“The Solicitor-General had also told them, that the law of the case was extremely clear. No doubt it was; but it was necessary to point out the precise question for their consideration, before they ventured to apply the facts of the case to that law; because the question here was not guilt, or innocence in the abstract, for although there was strong suspicion against the prisoner of moral guilt, yet the question they had to try was, whether he was guilty not only of high treason, but of that high treason which was specifically charged in this indictment. In order, therefore, to enable them to discharge their duty fully and fairly towards the prisoner, they must not only take into their consideration the precise question they had to try, but also apply the evidence produced, in order to see whether the specific charge of high treason was made out.

“The history of the Statute of Treasons, 25 Edw.

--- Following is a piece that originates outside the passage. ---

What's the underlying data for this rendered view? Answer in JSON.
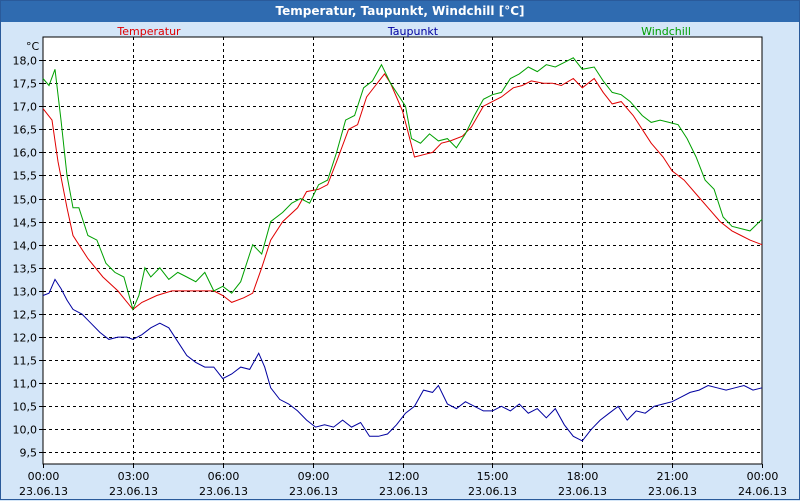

III., was well known. It was passed in order to define what treason really was, and that the ignorance, and even cruelty, which had previously prevailed upon the subject, by the erection of certain acts into crimes against the state, might be exploded. That statute contained a few short and distinct propositions, which in fact comprehended the whole law of treason. In the language of Lord Coke it was called the blessed Statute, from the admirable regard manifested in it for the liberty and safety of the subject. It declared first, that whoever should compass or imagine the death of the King, should be guilty of high treason; and, second, whoever should levy war against the King and this realm, should be guilty of the like offence.

“A number of other enactments of treason had taken place at different times since then, introducing a most horrible system of cruelty and oppression, but at length it was found necessary to return to that blessed statute. It was true, that in the reign of his late Majesty a statute passed for extending the law of treason. He lamented that such a statute should ever have passed, and still more that any occasion for it should ever have existed. Upon both of these statutes the present indictment was founded.

“By the 23d of Edward III. it was made treason to compass or imagine the death of the King; and by the 36th Geo. III. it was made treason to attempt to depose him from his kingly office.

“By the statute of Edward, it was made treason actually to levy war; and by the statute of George, it was made treason to conspire to levy war.

“The four charges, therefore, which they had to try, were these: Did the prisoner at the bar compass, or imagine the death of the King? Did he conspire to depose him from his imperial dignity? Did he actually levy war against his Majesty? And did he conspire to levy war with an intention to compel his Majesty to change the measures of his government by force? These were the precise issues they had to try, and whatever might be their opinion of his guilt, as it respected other charges still pending over him, and for which punishment would reach him if he were guilty, yet unless they were conscientiously satisfied that he had actually committed some one of these four offences, they were bound to pronounce him Not Guilty.

“It had been admitted by the Solicitor General, that if the case in all its parts was not proved by unequivocal testimony, they were bound to acquit the prisoner; and he apologized for the evidence he proposed to offer, by saying, that in all cases of conspiracy it was necessary to have the evidence of some of the conspirators, in order to ascertain the purposes of their dark consultations.

“This was another of the miseries resulting from a departure from the statute of Edward. That admirable statute enacted, that before a man should be found guilty of the treasons there set out, he shall be ‘proveably convict’ of the same.

“Upon the meaning of the words ‘proveably convict,’ the great Lord Coke had written a whole section, shewing that they did not mean probably convict, but convict by the most unequivocal and satisfactory evidence.

“The object of the statute, therefore, in making this wholesome provision was to protect his Majesty’s subjects, whose lives might be at the mercy of the most infamous of mankind. It was necessary, therefore, that the Jury should examine the facts proved with the most scrupulous circumspection, before they made up their minds to the conclusion of the prisoner’s guilt.